As lâminas sob suas mãos frias não eram apenas metal.
Eram cobrança.
Ele inclinou-se levemente para frente, os dedos deslizando por uma das espadas retorcidas. Uma gota de sangue surgiu na ponta do indicador — fina, quase invisível.
O Trono corta quem não é digno.
Ele apertou mais forte.
Como se desafiasse a própria lenda.
Os lordes diante dele discutiam rotas, suprimentos, traições sussurradas. A guerra já não era ameaça distante. Era realidade pulsando nos corredores.
Aegon apoiou o queixo na mão, ouvindo sem parecer interessado. Mas seus olhos… seus olhos estavam atentos demais.
Quando um dos conselheiros hesitou ao sugerir cautela, Aegon ergueu a cabeça devagar.
— “Cautela?” — repetiu, a voz suave demais para ser confortável.

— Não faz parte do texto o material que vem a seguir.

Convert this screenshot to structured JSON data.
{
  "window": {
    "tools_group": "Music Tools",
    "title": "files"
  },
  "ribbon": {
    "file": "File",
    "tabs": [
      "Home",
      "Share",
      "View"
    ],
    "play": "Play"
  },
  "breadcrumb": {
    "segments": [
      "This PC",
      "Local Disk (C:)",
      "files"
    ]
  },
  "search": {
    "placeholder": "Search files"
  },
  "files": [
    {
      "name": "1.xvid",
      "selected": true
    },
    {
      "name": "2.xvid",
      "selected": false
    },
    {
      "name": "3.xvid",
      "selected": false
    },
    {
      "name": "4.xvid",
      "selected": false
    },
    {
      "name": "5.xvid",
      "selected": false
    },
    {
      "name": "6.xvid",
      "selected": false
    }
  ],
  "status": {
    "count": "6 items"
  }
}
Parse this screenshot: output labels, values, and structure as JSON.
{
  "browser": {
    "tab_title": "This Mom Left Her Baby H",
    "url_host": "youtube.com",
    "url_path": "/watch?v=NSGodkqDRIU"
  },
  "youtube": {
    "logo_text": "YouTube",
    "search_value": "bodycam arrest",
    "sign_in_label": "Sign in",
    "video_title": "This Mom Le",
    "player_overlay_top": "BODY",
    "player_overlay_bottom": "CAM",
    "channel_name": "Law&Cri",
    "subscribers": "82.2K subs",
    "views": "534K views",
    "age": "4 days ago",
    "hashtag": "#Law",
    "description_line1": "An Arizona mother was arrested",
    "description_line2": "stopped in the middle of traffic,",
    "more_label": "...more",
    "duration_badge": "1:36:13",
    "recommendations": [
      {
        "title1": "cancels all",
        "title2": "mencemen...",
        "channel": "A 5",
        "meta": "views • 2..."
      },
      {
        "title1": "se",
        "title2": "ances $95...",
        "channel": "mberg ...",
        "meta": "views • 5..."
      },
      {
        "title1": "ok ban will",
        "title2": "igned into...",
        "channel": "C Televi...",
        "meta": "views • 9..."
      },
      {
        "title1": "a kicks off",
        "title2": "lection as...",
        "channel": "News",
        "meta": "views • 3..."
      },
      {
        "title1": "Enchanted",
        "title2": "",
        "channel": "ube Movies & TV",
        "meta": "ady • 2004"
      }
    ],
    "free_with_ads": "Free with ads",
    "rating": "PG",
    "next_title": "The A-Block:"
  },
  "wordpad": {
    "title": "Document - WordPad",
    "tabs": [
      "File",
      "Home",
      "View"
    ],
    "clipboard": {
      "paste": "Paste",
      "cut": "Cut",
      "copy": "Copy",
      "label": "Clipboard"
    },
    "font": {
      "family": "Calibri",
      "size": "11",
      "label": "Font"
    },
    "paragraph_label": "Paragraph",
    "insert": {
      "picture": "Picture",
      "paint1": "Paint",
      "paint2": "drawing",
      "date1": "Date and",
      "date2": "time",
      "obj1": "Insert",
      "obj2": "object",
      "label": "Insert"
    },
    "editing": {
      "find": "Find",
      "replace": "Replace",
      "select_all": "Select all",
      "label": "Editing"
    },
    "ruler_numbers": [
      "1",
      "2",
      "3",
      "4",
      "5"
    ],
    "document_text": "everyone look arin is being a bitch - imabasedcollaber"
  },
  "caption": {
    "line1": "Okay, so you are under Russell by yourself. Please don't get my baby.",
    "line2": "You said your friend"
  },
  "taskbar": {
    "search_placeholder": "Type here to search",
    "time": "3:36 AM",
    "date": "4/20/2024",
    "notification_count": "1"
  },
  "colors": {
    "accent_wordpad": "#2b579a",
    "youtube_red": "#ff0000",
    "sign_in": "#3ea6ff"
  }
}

Ele se levantou de repente, o som das espadas rangendo sob seus pés ecoando pelo salão. Desceu os degraus do trono com passos calculados, parando diante do homem que ousara aconselhá-lo.
Não gritou.
Não ameaçou.
Apenas sustentou o olhar.
— “Eu não roubei uma coroa para escondê-la atrás de medo.”
O silêncio caiu como lâmina.
Ele virou-se abruptamente, a capa arrastando pelo chão de pedra, e caminhou até a janela alta do salão. Ao longe, o fosso dos dragões se erguia como lembrança viva do poder que possuía.
Um dragão.
Um trono.
Uma guerra.
Aegon passou a língua pelo corte discreto no dedo, provando o gosto metálico.
— “Preparem as tropas.” — ordenou sem se virar. — “Quero que eles saibam que o rei não hesita.”
Mas, por um breve segundo, quando ficou sozinho diante da vista da cidade, seus ombros caíram quase imperceptivelmente.
O peso não era da coroa.
Era da necessidade de provar que a merecia.